Kuzey Ege’nin ova köyü Küçükköy son on yılda sanat ve kültür insanlarının yerleşim yeri haline geldi. Turizm değil, elbette kültür bu köyü ele alıp dantel gibi işleyebilir
Merhaba Kuzey Ege’nin ova köyü Küçükköy’den. Sarımsaklı sahiline beş dakika, Ayvalık’a on dakika uzaklıkta; gün batımının en özel noktalarından Şeytan Sofrası’na ise Sarımsaklı’dan da Ayvalık’tan da daha yakın.
Fatih Sultan Mehmet’in 1462’de Midilli Adası’nı Cenevizlilerden alması 28 gün sürer ve bu sırada Osmanlı ordusunun askerî gücü yeniçerilerin bir ortası (bölüğü), Midilli’nin karşısındaki şimdiki adıyla Küçükköy’de otağ kurar. Rumlar, daha sonraları buraya, “yeniçeri evi/yeri” anlamına gelen “Yeniçarohori” derler. “93 Harbi” diye bilinen 1877-78 Osmanlı Rus Savaşı’nda, Balkanlar’da kaybedilen topraklardan sonra göç eden Müslüman Boşnak nüfusun bir bölümü Ayvalık ve civarına yerleşir. Böylece Rum ile Boşnak kültürü zamanla iç içe girmeye başlar. 1912-13 Balkan Savaşı’nda alınan ağır yenilgiden sonra ise daha kalabalık bir Boşnak göçmen topluluğu köye ve Sarımsaklı kıyı boyuna yerleşir. Mübadelede köyden ayrılan Rumlardan sonra nüfusunun tamamı Boşnaklardan oluşan bir köy olarak günümüze kadar gelir.
Çift başlı kartal
Kıyı, dağ ve ova köyleri arasında köy gibi kalabilen çok az köy var Anadolu’da. Yeri geldiğinde her zaman ifade ettiğim gibi günümüzde ne şehirler şehir ne kasabalar kasaba ne de köyler köy gibi… Beton yığınlarıyla doldurulmanın yanı sıra tarım, hayvancılık ve bahçecilik ağırlıklı ekonomisinden uzaklaşan köyler, kimliklerini de kaybetmiş durumda. Ancak Küçükköy bir istisna...

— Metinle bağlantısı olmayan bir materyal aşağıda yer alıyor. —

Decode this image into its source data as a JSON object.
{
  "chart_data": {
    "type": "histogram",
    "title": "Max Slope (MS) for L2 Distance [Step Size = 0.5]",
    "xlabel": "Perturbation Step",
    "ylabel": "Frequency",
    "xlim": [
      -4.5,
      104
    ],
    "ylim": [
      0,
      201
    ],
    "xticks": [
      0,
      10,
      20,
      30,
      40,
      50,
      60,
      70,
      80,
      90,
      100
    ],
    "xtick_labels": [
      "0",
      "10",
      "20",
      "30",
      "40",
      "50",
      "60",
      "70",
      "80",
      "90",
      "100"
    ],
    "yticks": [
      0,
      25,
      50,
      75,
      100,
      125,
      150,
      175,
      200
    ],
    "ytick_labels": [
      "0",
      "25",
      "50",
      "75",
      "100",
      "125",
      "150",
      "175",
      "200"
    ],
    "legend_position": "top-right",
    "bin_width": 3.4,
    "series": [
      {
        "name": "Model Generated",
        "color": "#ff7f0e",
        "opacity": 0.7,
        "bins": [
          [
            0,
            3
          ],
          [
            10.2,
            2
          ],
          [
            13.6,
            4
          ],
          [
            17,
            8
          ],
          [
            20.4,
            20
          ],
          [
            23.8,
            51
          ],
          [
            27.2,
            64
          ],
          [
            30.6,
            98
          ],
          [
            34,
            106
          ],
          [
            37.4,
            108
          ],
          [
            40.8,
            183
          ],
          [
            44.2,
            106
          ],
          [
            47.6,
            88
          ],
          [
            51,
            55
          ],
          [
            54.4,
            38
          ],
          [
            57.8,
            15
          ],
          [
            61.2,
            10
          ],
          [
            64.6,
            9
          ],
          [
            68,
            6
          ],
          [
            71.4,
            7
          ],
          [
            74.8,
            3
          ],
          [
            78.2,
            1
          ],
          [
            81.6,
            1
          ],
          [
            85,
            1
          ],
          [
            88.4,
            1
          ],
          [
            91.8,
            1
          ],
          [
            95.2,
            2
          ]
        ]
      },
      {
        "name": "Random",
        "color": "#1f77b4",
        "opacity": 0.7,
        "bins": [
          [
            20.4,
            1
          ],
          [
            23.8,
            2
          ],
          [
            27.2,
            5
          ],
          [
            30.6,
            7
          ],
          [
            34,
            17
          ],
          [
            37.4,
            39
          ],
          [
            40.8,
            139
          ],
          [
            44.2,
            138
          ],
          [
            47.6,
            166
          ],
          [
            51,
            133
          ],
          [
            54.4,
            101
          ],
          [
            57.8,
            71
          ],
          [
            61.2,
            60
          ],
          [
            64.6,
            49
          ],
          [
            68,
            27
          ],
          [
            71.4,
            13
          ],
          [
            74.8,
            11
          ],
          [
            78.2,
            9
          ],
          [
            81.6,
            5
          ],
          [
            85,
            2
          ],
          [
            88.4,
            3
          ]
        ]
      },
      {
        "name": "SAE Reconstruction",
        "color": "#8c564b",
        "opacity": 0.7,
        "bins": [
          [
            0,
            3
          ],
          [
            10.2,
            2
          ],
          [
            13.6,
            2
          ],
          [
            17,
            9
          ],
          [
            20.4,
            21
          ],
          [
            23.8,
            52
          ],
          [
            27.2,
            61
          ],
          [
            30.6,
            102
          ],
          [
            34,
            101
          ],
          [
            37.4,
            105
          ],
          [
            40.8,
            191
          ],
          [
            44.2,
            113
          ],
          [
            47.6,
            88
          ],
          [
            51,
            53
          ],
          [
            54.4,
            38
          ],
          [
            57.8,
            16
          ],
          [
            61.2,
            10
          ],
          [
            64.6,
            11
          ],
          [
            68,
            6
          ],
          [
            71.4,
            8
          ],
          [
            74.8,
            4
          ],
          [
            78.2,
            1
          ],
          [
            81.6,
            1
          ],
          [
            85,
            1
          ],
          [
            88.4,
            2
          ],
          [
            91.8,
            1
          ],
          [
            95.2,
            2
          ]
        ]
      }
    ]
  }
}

Şayet sabahın erken saatlerinden itibaren kuş sesleri, horoz ötüşü, kuzu ve keçi melemesiyle uyanmak isterseniz bu köye gelin ve birbirinden güzel, temiz otel ve konaklarda konaklayın. Köyün evlerinin kapı tokmaklarına dikkat edin temiz ve bakımlı sokaklarında yürürken. Çift başlı kartal motifi size yarısı kırmızı yarısı mavi merhaba diyecektir. Evet, köyümüzün bir simgesi var: Çift başlı kartal. Muhtemelen burada otağ kurmuş yeniçeri ortasının arması veya Hititlilerden Romalılara onlardan da Selçuklulara geçmiş-benimsenmiş kadim Anadolu sembolünün köye kadar indirgenmiş bir tezahürü…
Dantel gibi
Küçükköy son on yılda sanat ve kültür insanlarının yerleşim yeri haline geldi. Saygıdeğer heykel sanatçısı Uğur Çalışkan, ressam Burhan Yıldırım ile eşi Ayşe Yıldırım, köyün emektarları. Köy meydanı fotoğraf galerisi, Boşnak böreği restoran ve kafeleriyle çevrelenmiş. Elbette Çınar ağacı ve türlü türlü renkli çiçeklerle bezeli. Gerek konaklama gerekse de kafe-restoran servisi veren yerler köyün dokusuyla bütünleşmiş. Boşnak toplumunun folkloru köye iyiden iyiye sinmiş. Kiliseden camiye çevrilmiş ibadet yerimiz, köy meydanının yüzük taşı gibi. Her şey aslında olduğu gibi bu köyde. Sadece büyük bir kültürel dokunuşla olması gerektiği gibi olabilir ve olmalı.Turizm değil, elbette kültür bu köyü ele alıp dantel gibi işleyebilir ve tüm değerlerini muhafaza ederek geliştirebilir. Küçükköy, çok kısa bir zaman içerisinde sizlere merhaba demeye hazırlanıyor.